Das Lago in Herne baut weiter aus

Beliebt bei Klein und Groß: das Wellenbecken im Lago. Angrenzend soll nun ein neues Becken nur für Kurse gebaut werden.
Beliebt bei Klein und Groß: das Wellenbecken im Lago. Angrenzend soll nun ein neues Becken nur für Kurse gebaut werden.
Foto: FUNKE Foto Services
Was wir bereits wissen
Das Lago in Herne plant ein neues Schwimmbecken. Die Überdachung der Solo-Außenbecken wird dagegen verschoben. Und der Eintritt könnten steigen.

Herne..  Die Therme Lago im Revierpark Gysenberg will weiter ausbauen und plant den Bau eines neuen Schwimmbeckens allein für Kurse. Dafür, sagt Revierpark-Chef Jürgen Will im Gespräch mit der WAZ, soll das Kinderbecken am Wellenbad verlegt werden. Die Besucher müssen aber auch Abstriche in Kauf nehmen: Die Überdachung der Sole-Außenbecken wird verschoben, und im Juli droht den Gästen mit einer Erhöhung der Eintrittspreise die kalte Dusche.

Zunächst zu den aktuellen Modernisierungsmaßnahmen: Die Fertigstellung des 100 Quadratmeter großen Sole-Vitalbeckens mit Terrasse und Ruhehaus im Außengelände der gemischten Sauna – ursprünglich geplant für Sommer, dann für Winter 2014 – lässt weiter auf sich warten. Grund seien die „häufigen Wetterkapriolen“. Nun aber seien die Arbeiten „auf einem guten Weg“. In diesem Frühjahr, spätestens Sommer, soll nun alles fertig sein.

Neues Mobiliar, frische Farbe

Komplett verschoben wurde dagegen besagte Überdachung der großen Sole-Becken draußen am Schwimmbad. Die Bereiche erstrahlen zwar wie geplant im neuen Glanz, sind etwa durch neues Mobiliar und eine frische Farbgestaltung aufgewertet worden, doch die größte Investition, der Bau eines 500 Quadratmeter großen Foliendachs, ist auf Eis gelegt worden. Die Kosten seien explodiert, der Dach-Hersteller habe plötzlich das Doppelte verlangt, begründet Will. Deshalb werde nun neu gedacht und die Überdachung aufs Frühjahr 2016 verschoben.

Einen Schritt weiter ist das Lago dagegen in Sachen dritte Baustufe. Mit Hilfe des zusätzlichen Beckens allein für Aquakurse soll die Therme an Attraktivität gewinnen und nicht zuletzt wirtschaftlicher arbeiten. Dazu müsste das Kinderbecken umziehen. Die Pläne sollen nun ausgearbeitet und den Gremien vorgestellt werden, sagt der Revierpark-Chef.

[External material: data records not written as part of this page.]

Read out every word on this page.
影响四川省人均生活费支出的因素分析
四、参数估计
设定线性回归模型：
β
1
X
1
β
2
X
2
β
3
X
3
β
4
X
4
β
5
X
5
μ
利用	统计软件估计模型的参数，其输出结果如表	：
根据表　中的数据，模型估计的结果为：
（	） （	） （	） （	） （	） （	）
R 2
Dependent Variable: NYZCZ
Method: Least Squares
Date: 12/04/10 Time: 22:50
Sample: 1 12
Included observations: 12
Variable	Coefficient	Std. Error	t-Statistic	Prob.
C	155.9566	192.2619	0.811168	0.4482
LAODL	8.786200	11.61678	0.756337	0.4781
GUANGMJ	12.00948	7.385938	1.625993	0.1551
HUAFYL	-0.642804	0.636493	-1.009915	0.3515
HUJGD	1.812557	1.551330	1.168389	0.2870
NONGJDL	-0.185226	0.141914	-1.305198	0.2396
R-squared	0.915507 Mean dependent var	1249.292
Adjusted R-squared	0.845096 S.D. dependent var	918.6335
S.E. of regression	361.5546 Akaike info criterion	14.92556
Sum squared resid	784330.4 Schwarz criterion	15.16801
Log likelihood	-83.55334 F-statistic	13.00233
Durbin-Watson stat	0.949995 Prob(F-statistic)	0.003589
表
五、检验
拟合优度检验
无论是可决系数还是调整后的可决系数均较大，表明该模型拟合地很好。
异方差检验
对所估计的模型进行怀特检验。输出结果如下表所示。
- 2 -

Norbert Breitbach, Geschäftsführer der Herner Bädergesellschaft, nennt die Verzögerungen im Lago nicht dramatisch. Im Gegenteil: „Für die Besucher gibt es keinerlei Einschränkungen.“ Bauen im Bestand, erklärt er, sei nun mal schwierig. Und mit dem Abschluss der geplanten Arbeiten, inklusive des Kursbeckens, habe das Lago weiter an Attraktivität gewonnen.

Dass die Eintrittspreise im Sommer steigen könnten, liege an der Erhöhung der Mehrwertsteuer für den Sauna-Besuch von sieben auf 19 Prozent. Deshalb kann Will nicht ausschließen, „dass es eine marginale Erhöhung der Eintrittspreise“ geben werde. Konkret denkt er über ein Plus von 50 Cent pro Ticket nach, er will seine Vorstellungen aber zunächst dem Verwaltungsrat präsentieren.